Bloink: The standard for determining who is an investment advice professional should not be conditioned on whether advice is provided to one particular retirement investor on a “regular basis.” Some of the most important advice that retirement investors and small business retirement plan sponsors receive is on a one-off basis. The focus absolutely should be expanded to home in on whether the retirement investor should reasonably expect fiduciary protections to apply — regardless of how frequently the investor interacts with the advisor.
Byrnes: We have to admit that this proposal will have a significant and negative impact on advisors who have been relying on prohibited transaction exemptions for years. The proposed amendments would sharply limit the availability of these exemptions — making it much more difficult for advisors to be compensated fairly for their work without making significant modifications — and, yet again, remembering that this is the third fiduciary standard we’ve seen in less than a decade.

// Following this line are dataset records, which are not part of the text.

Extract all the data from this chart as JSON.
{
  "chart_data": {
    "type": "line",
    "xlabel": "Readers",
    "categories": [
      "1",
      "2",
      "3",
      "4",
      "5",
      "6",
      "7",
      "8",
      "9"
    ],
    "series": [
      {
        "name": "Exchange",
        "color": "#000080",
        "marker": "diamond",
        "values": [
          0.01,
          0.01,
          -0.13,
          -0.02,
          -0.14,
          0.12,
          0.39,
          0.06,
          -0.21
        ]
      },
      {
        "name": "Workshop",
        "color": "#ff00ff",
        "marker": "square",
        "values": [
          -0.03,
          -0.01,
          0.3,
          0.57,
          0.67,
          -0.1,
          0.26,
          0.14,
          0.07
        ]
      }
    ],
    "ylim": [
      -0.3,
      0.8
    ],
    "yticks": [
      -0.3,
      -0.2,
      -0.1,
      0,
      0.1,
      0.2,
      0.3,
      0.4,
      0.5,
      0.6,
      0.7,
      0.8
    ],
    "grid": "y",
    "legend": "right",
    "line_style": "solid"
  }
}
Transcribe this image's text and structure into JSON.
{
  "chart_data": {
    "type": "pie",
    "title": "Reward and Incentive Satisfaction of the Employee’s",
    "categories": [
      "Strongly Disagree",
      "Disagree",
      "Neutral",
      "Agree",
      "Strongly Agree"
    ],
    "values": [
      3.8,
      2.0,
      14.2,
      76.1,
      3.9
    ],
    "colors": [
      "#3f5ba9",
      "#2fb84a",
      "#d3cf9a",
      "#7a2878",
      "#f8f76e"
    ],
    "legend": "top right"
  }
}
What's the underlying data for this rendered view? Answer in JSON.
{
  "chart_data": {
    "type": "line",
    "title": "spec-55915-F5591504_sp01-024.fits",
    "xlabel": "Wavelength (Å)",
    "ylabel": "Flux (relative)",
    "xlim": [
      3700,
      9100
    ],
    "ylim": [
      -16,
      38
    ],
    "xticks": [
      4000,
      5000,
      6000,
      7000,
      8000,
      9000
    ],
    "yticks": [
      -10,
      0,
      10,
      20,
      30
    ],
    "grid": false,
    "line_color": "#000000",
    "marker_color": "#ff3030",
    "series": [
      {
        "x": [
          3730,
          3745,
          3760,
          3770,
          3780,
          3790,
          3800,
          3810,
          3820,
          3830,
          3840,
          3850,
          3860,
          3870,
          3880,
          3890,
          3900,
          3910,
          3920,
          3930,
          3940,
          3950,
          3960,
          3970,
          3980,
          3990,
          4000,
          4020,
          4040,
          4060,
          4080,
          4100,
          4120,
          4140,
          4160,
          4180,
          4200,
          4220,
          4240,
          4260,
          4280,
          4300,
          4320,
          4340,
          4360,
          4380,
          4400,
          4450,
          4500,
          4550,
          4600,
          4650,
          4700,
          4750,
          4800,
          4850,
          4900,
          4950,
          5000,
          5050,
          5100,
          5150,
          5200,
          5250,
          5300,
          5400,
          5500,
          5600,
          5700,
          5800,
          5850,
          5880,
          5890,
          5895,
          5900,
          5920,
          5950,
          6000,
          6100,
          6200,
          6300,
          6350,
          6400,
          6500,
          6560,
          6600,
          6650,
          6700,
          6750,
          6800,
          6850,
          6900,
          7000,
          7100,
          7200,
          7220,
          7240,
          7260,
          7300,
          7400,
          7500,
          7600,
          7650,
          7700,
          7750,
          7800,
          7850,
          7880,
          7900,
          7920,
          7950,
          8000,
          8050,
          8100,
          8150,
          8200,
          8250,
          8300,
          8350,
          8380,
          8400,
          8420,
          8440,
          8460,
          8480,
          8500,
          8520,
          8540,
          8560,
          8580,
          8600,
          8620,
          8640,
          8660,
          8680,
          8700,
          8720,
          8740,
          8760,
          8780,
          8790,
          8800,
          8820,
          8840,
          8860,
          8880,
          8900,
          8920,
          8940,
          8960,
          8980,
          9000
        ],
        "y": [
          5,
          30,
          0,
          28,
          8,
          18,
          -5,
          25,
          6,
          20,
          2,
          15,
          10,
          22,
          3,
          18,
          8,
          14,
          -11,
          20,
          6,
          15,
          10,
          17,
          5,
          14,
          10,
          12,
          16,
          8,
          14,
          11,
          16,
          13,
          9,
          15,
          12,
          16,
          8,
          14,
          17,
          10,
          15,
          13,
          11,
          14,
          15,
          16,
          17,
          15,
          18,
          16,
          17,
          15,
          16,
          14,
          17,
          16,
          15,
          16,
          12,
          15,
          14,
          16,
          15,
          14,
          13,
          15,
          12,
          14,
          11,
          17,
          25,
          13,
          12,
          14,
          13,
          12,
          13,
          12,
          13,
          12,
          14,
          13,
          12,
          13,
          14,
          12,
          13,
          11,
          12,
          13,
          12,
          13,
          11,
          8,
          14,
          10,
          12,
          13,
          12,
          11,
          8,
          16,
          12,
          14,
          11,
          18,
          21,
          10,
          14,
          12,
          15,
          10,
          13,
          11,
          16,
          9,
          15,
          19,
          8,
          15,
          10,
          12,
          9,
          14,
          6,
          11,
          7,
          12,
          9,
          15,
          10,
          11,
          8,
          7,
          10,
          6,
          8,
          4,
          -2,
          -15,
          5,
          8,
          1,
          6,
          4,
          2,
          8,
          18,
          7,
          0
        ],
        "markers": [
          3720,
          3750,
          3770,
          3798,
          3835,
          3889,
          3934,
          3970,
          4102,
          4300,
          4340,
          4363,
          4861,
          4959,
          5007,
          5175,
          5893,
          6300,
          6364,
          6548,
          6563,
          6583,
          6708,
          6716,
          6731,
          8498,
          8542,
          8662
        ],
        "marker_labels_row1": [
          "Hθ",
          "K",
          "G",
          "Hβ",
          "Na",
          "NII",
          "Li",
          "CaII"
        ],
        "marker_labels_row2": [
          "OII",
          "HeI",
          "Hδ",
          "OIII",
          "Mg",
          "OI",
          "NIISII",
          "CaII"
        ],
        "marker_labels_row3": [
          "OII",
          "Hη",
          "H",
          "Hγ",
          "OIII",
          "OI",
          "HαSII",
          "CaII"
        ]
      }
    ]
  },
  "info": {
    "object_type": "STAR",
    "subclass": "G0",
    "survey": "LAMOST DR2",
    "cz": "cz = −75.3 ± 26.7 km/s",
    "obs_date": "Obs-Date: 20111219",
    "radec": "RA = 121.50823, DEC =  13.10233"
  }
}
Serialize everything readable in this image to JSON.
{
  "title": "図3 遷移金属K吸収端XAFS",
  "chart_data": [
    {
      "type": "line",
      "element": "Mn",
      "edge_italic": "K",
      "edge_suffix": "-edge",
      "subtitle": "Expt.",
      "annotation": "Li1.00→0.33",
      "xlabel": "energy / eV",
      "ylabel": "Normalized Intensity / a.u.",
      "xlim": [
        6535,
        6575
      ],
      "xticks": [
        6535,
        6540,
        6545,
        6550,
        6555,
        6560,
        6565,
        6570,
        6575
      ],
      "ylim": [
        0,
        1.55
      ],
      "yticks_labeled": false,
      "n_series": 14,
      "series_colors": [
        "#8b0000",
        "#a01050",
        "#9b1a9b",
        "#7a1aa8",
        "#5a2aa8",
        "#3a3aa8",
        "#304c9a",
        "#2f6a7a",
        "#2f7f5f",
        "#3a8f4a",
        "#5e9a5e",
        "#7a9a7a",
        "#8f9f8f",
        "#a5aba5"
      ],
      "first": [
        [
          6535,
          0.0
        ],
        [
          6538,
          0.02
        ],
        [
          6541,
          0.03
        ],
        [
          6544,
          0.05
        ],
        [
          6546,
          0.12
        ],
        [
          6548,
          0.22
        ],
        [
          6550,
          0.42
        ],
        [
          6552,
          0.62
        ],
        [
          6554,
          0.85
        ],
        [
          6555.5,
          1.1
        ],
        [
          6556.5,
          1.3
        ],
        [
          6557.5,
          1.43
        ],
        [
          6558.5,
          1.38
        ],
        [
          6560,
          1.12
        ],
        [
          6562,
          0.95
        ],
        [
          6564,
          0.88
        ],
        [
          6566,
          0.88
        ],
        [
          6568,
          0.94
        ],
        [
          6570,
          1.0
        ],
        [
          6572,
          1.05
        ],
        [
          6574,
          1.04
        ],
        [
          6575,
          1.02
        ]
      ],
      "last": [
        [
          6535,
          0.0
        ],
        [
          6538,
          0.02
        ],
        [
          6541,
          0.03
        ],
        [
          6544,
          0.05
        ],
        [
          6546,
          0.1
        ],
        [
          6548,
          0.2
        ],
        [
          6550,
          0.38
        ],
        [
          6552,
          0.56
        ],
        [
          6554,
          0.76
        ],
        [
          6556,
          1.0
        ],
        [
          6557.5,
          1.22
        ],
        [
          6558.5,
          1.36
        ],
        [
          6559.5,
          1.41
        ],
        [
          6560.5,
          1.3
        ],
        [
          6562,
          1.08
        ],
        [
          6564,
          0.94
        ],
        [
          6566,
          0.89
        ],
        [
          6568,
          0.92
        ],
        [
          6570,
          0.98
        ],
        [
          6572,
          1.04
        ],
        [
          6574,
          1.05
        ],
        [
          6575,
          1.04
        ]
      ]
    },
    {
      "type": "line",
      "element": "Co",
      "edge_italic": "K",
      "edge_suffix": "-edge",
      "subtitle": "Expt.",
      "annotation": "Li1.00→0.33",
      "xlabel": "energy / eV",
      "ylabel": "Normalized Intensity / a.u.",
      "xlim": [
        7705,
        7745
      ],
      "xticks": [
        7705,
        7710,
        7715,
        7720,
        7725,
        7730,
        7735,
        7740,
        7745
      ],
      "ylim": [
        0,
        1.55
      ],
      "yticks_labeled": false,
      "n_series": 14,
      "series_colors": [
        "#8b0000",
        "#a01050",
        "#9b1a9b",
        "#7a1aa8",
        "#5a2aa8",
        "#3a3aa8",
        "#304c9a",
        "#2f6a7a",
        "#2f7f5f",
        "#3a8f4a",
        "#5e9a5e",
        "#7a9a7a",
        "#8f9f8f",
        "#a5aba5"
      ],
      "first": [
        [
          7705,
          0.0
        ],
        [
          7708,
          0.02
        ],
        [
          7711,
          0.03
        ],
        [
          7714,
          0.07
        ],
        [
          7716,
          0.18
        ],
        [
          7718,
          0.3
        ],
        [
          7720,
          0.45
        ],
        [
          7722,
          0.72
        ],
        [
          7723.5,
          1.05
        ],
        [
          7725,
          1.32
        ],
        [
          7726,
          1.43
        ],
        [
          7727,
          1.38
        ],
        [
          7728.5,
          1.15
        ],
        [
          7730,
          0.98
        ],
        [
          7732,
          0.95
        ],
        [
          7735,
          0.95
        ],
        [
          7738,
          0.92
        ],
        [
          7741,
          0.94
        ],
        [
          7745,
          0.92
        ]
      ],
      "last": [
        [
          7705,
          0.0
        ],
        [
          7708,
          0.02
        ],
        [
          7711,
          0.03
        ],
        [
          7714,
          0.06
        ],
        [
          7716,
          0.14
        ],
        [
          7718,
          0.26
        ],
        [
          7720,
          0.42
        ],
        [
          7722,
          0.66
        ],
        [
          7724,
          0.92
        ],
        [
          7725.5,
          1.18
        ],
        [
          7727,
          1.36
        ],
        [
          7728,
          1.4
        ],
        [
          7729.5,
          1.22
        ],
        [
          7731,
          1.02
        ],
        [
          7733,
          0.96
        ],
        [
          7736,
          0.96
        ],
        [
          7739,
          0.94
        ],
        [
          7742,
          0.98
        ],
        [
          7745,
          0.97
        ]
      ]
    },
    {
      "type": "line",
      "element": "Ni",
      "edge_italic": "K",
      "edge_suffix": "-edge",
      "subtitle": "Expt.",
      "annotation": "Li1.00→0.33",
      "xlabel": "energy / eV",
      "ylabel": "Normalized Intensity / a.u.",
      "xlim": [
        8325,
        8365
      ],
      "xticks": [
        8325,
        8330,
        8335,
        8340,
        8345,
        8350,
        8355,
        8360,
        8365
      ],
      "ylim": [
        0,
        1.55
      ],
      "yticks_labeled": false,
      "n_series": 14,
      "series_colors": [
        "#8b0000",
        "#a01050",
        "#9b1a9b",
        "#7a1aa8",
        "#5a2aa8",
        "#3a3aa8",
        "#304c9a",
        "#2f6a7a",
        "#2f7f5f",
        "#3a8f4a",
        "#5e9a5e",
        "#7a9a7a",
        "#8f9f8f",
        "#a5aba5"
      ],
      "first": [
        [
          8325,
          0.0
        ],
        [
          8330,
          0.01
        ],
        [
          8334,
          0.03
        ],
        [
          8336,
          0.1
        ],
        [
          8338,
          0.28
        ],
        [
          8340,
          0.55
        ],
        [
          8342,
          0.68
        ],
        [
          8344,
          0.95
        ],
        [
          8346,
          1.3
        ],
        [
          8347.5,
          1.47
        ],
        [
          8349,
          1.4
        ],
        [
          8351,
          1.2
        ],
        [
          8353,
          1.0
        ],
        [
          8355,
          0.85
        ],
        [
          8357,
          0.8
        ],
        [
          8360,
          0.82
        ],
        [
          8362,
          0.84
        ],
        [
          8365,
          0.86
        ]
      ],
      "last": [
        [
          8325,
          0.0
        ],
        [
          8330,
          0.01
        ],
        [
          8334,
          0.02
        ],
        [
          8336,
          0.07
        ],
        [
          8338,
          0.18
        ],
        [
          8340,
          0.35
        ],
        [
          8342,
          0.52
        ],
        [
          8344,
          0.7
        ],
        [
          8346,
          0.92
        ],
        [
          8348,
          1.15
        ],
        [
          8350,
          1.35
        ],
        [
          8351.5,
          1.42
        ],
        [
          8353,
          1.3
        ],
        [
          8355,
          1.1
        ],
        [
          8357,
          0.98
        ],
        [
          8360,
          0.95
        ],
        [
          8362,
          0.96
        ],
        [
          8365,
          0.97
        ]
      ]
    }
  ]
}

Bloink: Consider the situation where a small business owner is “sold” a retirement plan or an investor is given advice to roll the entire balance of a retirement plan into another account. These are critical pieces of advice, and investors should be able to expect that the advice is in their best interest and subject to fiduciary protections. These are very often some of the most important investment decisions that individuals and small business owners ever make, and they should reasonably expect that fiduciary protections will apply.
Byrnes: In the end, these proposed changes will result in a system where ordinary, middle-income Americans will lack access to quality investment advice because of the increased costs incurred by advisors. It just won’t be worth it for advisors to take on cases where an individual is looking for quality advice on whether to roll over retirement funds. Because these are the investors who need quality retirement investment advice the most, the new proposed changes will almost certainly have a chilling effect on the retirement savings market.
Bloink: Yes, advisors will likely have to make some modifications to qualify for exemptive relief. However, the bottom line is that the retirement savings industry has changed. The governing law must change along with it — and the most important factor to consider is whether retirement investors are protected from conflicted advice.